Evidence as to the presence or absence of imprinted genes on paternal chromosome 2 is very limited [Chavez et al., 2000; Thompson et al., 2002; Petit et al., 2005]. To our knowledge, our patient is only the fourth case of paternal UPD 2 ascertained through an autosomal recessive disorder. The first report described reduction to homoallelism for a paternal 5α-reductase type 2 (SRD5A2) (2p23.1) mutation in a child with 5α-reductase 2 deficiency [Chavez et al., 2000]. The subsequent reports identified homoallelism for paternal mutations of c-mer proto-oncogene tyrosine kinase (MERTK) (2q13) in a case with retinal dystrophy [Thompson et al., 2002] and of uridine diphosphate glucuronosyltransferase (UGT1A1) (2q37.1) in a case with Crigler-Najjar type 1 syndrome [Petit et al., 2005]. Given the “typical” phenotypes found among the four paternal UPD 2 cases, including the present case, combined with the absence of paternally expressed imprinted mouse genes in regions syntenic to human chromosome 2 (http://www.mgu.har.mrc.ac.uk/research/imprinting/imprin-viewdatagenes.html) it is reasonable to surmise there are few or no paternally imprinted chromosome 2 genes that notably affect growth and development.
Based on the findings in our case, the presence of homozygous LRP2 mutations in DBS/FOAR patients from nonconsanguineous families should lead to consideration of UPD as a possible causal mechanism. If UPD is proven, this dramatically alters genetic counseling for parents of children with “autosomal recessive” disorders such as DBS/FOAR, thereby reducing their recurrence risk from 1 in 4 to negligible.
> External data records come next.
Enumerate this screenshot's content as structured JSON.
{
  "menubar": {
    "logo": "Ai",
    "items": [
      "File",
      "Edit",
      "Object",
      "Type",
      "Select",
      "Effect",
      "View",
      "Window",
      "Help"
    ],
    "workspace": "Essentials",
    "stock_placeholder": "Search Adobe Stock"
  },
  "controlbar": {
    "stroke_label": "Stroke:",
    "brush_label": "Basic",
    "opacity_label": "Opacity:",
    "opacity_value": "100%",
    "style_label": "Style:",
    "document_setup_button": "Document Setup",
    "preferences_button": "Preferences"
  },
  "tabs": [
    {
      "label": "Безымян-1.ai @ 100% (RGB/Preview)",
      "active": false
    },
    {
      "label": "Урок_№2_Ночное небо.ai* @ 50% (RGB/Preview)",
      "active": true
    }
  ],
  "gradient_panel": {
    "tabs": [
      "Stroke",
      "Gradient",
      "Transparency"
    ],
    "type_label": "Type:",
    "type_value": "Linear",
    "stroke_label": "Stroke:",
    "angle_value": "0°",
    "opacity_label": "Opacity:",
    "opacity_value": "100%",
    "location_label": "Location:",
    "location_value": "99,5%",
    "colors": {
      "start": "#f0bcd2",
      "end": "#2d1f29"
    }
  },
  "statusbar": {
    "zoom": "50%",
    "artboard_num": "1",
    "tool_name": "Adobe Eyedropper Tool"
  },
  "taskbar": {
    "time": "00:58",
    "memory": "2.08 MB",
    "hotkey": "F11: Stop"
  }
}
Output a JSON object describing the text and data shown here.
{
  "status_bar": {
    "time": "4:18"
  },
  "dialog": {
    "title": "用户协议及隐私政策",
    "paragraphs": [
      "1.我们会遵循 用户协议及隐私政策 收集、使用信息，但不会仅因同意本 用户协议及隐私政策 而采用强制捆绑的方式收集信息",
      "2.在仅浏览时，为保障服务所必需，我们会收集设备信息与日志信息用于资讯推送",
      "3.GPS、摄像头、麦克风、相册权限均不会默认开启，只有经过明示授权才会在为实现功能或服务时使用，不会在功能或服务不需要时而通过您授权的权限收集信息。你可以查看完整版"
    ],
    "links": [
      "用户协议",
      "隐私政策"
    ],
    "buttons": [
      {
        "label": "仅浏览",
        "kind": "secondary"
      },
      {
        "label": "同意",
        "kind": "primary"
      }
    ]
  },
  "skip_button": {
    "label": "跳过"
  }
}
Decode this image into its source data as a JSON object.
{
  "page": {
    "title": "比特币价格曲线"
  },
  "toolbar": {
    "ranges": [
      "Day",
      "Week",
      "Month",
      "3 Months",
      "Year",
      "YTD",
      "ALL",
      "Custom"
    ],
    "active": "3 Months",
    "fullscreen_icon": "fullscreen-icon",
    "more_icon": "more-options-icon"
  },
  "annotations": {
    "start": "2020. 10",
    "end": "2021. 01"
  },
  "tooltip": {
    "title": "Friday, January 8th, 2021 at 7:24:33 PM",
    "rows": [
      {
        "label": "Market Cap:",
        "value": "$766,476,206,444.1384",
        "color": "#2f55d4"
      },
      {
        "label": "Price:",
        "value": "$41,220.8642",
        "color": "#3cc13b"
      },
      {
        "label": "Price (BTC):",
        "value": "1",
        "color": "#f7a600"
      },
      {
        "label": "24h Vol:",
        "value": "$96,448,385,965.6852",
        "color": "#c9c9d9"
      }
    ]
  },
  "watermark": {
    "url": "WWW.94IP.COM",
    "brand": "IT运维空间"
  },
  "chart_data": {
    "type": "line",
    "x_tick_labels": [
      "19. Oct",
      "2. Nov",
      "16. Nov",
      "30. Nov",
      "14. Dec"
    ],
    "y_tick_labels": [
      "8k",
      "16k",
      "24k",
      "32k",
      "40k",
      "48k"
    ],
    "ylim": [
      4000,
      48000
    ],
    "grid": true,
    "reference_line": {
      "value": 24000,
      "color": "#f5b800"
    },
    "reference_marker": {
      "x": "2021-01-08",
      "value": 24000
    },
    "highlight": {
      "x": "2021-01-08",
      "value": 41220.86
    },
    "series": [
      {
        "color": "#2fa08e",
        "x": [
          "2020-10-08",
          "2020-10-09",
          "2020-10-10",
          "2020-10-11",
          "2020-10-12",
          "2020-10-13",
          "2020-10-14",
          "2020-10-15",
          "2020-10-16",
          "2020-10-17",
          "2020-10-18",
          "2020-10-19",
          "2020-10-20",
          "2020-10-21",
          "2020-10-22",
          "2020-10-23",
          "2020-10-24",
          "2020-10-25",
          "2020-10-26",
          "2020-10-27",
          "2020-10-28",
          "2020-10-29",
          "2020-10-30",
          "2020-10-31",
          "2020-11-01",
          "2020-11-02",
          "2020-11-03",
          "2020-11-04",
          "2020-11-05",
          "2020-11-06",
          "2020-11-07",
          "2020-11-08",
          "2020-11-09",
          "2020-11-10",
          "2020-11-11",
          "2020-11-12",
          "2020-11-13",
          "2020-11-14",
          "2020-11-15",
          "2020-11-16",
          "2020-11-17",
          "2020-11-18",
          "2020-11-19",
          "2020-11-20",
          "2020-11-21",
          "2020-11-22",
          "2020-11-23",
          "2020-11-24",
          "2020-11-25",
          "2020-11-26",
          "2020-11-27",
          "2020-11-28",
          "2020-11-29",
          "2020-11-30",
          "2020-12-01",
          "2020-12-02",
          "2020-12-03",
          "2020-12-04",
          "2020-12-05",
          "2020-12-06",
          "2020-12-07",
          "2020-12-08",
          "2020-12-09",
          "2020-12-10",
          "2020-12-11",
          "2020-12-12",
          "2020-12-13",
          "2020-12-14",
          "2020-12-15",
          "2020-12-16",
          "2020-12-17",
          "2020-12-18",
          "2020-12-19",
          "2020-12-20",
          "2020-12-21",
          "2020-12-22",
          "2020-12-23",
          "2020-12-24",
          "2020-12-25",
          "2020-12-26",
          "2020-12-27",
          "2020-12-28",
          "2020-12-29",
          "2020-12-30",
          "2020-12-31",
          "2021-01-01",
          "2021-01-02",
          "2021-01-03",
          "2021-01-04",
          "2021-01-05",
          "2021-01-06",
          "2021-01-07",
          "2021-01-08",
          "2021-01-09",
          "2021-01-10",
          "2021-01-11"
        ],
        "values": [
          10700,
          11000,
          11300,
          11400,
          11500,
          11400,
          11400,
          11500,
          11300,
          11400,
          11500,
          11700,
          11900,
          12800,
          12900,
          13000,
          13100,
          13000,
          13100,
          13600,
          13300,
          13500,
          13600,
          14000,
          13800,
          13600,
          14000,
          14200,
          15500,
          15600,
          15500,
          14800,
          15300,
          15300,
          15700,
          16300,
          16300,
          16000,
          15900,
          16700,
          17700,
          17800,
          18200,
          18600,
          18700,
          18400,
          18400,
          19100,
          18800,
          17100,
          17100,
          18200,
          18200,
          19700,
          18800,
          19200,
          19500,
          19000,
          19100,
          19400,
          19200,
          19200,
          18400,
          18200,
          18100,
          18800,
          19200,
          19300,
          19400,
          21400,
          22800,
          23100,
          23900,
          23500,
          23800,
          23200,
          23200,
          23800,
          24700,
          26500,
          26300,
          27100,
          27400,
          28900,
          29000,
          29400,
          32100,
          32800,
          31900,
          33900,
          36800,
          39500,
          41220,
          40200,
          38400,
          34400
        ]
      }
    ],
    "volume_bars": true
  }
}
We thank the entire family for so generously participating in this study, and Alexander Wyatt for his valuable help in this study. S.K., K.M.N., M.K.R., P.K.D., and B.R.P. are supported by R01 HD55150-01. K.M.N. is also supported by the 2006 American College of Surgeons’ Resident Research Award and T32 HD07396. N.K.R. is funded by a Senior Surgical Scientist Award from the Academy of Medical Sciences/The Health Foundation, UK. C.A.W. is an Investigator of the Howard Hughes Medical Institute.